第二天一大早,张海光和周飞提前去火车站接阿甘。他们在火车站考察了地形,确定了交易地点和撤退路线。海光看看好久没来的火车站,还是老样子。卖票的黄牛四处游荡,但同春运时相比,密度明显减少。据说,春运时一些有正式工作的人请假加入黄牛队伍,利用个把月,可捞到万把块钱。年关一过,这些人就退出队伍,可说是业务黄牛。可见有些人说赚钱越来越难不准确,在中国,只要不要脸,没有羞耻心,无耻近乎勇,赚钱并不难。社会百态,发财方法多样,黄牛党仅是一景。很多人到大城市打工,发现还不如在街上行乞钱来的快,就义无反顾加入现代“丐帮”,在闹市跪倒,磕头如捣蒜,其频率不亚于秒钟的震动,想着法子榨取大众同情,一天下来的收入可和高级白领媲美;火车站卖发票的队伍中加入了很多怀抱小孩的妇女,嘴里不停叫着“发票,发票”。看看她们怀中的小孩,还在吃奶年龄,让人怀疑孩子学的第一句话可能不是“爸爸”、“妈妈”,而是“发票”。从小就培养了孩小的商业头脑,以便壮大中国未来的发票市场,冲向全球。
海光老远看到阿甘提着一包行李,出检票口后,他和周飞忙上前接过行李。阿甘见到海光就埋怨车里的人暴多,人贴人。在座位上起身去哪里都得排山倒海,幸亏路程近,否则去趟洗手间都不方便。
周飞安慰说:“你有座已经很不错了,上次我去见一网友,在火车上一站几十个小时,去洗手间一路挤过去,小便都免了,全让汗水给排了。”

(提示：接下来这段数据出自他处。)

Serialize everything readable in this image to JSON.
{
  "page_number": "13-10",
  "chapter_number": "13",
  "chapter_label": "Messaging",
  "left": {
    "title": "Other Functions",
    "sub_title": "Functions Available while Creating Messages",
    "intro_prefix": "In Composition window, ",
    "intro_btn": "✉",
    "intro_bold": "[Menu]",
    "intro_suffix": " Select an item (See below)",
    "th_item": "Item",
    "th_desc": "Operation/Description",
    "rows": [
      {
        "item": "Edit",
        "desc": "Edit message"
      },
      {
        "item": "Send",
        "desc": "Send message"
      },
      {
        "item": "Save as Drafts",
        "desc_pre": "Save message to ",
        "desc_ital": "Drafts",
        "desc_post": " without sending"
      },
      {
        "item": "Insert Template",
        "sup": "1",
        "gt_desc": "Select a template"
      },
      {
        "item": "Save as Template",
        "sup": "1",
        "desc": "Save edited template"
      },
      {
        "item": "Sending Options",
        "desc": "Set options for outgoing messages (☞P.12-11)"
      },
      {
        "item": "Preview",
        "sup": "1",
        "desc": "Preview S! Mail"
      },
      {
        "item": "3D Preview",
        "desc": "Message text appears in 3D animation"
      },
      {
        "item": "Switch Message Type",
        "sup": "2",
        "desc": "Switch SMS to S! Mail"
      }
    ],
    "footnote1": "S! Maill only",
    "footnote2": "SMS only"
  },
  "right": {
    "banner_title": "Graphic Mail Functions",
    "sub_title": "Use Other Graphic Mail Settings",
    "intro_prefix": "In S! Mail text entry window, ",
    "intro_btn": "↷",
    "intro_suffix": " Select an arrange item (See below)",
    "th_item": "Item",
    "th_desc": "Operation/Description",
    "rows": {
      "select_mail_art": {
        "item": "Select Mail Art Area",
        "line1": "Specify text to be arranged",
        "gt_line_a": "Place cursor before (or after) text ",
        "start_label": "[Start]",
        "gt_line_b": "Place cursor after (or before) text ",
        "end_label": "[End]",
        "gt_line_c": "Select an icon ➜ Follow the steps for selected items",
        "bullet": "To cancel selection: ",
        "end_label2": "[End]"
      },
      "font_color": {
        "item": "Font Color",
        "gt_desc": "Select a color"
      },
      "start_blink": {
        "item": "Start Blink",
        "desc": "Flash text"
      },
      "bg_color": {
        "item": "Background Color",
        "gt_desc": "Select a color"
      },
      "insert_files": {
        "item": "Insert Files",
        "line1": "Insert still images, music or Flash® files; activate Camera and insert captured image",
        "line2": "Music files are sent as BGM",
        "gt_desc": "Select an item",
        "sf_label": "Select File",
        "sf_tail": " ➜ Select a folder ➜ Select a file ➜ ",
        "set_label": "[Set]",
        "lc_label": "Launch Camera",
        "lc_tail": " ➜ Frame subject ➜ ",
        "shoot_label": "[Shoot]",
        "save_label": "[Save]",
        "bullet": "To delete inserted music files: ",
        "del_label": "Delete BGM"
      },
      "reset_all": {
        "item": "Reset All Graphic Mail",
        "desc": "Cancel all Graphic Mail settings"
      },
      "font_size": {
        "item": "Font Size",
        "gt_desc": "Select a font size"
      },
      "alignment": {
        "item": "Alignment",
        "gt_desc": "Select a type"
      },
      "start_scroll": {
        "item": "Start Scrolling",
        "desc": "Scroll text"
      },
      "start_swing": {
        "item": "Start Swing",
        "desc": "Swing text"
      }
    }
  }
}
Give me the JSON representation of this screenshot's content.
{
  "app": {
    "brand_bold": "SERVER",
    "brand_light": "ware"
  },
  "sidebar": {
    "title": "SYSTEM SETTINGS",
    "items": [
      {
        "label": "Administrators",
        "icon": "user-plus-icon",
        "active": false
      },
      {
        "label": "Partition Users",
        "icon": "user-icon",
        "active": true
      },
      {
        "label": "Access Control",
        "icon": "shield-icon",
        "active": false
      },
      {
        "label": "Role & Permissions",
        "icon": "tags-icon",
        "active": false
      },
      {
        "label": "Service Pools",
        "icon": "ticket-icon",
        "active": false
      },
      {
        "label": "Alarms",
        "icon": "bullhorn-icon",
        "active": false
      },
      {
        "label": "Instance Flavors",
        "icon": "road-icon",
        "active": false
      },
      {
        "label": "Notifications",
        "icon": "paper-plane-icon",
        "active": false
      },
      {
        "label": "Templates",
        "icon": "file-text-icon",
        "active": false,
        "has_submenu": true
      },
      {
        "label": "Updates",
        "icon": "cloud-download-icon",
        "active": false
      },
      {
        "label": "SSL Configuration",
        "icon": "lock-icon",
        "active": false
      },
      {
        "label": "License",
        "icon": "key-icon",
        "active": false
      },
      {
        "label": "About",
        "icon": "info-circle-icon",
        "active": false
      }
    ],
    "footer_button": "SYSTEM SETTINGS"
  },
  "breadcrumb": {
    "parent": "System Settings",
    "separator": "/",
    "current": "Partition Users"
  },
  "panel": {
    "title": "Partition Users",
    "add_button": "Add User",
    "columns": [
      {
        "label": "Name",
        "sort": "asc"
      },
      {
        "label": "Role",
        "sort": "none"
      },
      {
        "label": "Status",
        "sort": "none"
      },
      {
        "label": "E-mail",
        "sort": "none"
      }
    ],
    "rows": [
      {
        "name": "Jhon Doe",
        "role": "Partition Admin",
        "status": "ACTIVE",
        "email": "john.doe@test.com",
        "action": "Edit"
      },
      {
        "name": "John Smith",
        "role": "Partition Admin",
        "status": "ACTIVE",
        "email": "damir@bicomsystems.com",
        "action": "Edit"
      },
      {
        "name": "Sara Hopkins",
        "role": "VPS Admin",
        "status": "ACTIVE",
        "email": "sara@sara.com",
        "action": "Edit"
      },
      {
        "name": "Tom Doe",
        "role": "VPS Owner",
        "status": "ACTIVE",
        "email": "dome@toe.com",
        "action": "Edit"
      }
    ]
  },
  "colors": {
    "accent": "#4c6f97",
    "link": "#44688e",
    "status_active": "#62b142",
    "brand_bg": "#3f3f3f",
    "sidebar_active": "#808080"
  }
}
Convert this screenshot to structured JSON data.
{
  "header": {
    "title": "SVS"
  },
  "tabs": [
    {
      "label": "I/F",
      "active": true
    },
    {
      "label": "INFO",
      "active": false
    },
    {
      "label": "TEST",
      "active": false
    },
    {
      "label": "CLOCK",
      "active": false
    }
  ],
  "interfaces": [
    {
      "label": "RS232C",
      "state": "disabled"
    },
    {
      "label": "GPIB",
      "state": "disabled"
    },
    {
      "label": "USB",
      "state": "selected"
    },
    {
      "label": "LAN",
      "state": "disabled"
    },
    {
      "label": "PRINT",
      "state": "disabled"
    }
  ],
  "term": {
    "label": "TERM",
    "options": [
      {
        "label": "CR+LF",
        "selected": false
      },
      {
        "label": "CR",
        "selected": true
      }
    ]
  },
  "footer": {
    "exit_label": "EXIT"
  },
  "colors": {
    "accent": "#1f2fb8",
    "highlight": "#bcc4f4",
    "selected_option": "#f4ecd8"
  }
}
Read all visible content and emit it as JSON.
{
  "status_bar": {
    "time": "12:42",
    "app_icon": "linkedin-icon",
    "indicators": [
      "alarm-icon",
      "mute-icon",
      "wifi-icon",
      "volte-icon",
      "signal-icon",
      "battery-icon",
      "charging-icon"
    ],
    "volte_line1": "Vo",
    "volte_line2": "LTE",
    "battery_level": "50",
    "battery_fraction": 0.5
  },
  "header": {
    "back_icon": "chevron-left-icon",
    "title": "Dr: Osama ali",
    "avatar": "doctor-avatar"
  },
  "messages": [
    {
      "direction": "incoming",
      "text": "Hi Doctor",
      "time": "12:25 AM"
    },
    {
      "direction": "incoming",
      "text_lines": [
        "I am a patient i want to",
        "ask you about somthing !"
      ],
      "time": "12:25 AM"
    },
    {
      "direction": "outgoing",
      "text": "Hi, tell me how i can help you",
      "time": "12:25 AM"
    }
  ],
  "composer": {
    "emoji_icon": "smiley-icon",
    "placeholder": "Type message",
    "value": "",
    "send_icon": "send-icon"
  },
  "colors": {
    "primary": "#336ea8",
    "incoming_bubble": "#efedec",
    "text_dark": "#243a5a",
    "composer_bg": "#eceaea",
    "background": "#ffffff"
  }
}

海光同感:“三年前,过完春节我和两个朋友赶火车到苏州参加招聘会。结果买了票,能进站,根本上不了车。车站挤满滞留人群,来一辆火车,所有人都黑压压往车门口挤。一小孩被挤下车轨,被还没有停下的火车给碾死了。”
阿甘听到这里,“啊”的一声,说:“太恐怖了。”
海光接着说:“恐怖的事还在后面呢!一些赤手空拳的人其横冲直闯的劲头不亚于当年赵子龙的长板坡杀敌,他们挤上车后,洋洋得意看着下面的人,死活不愿往里面走,挡住车口。别人上不来,车里就多一些空间。我们三个小伙子,每人只背一包,愣没挤过那些拿着大包、小包的妇女和民工。火车要开动,关门的乘务员恨不得拿把刀把一排排扒着车的手指剁下来。我们三个眼睁睁看着车开走了。”
“那你们怎么办?”阿甘问。
“我们学聪明了,想车再来时,挤时要彻底放开,毫无顾忌。不过心里确实不想如此,刚好一个人走过来,说他有关系,可以带人从餐车车厢口进去,每人交三十块钱就行。我们一想三十块钱也挺值,谁知道下辆车能否爬上去。”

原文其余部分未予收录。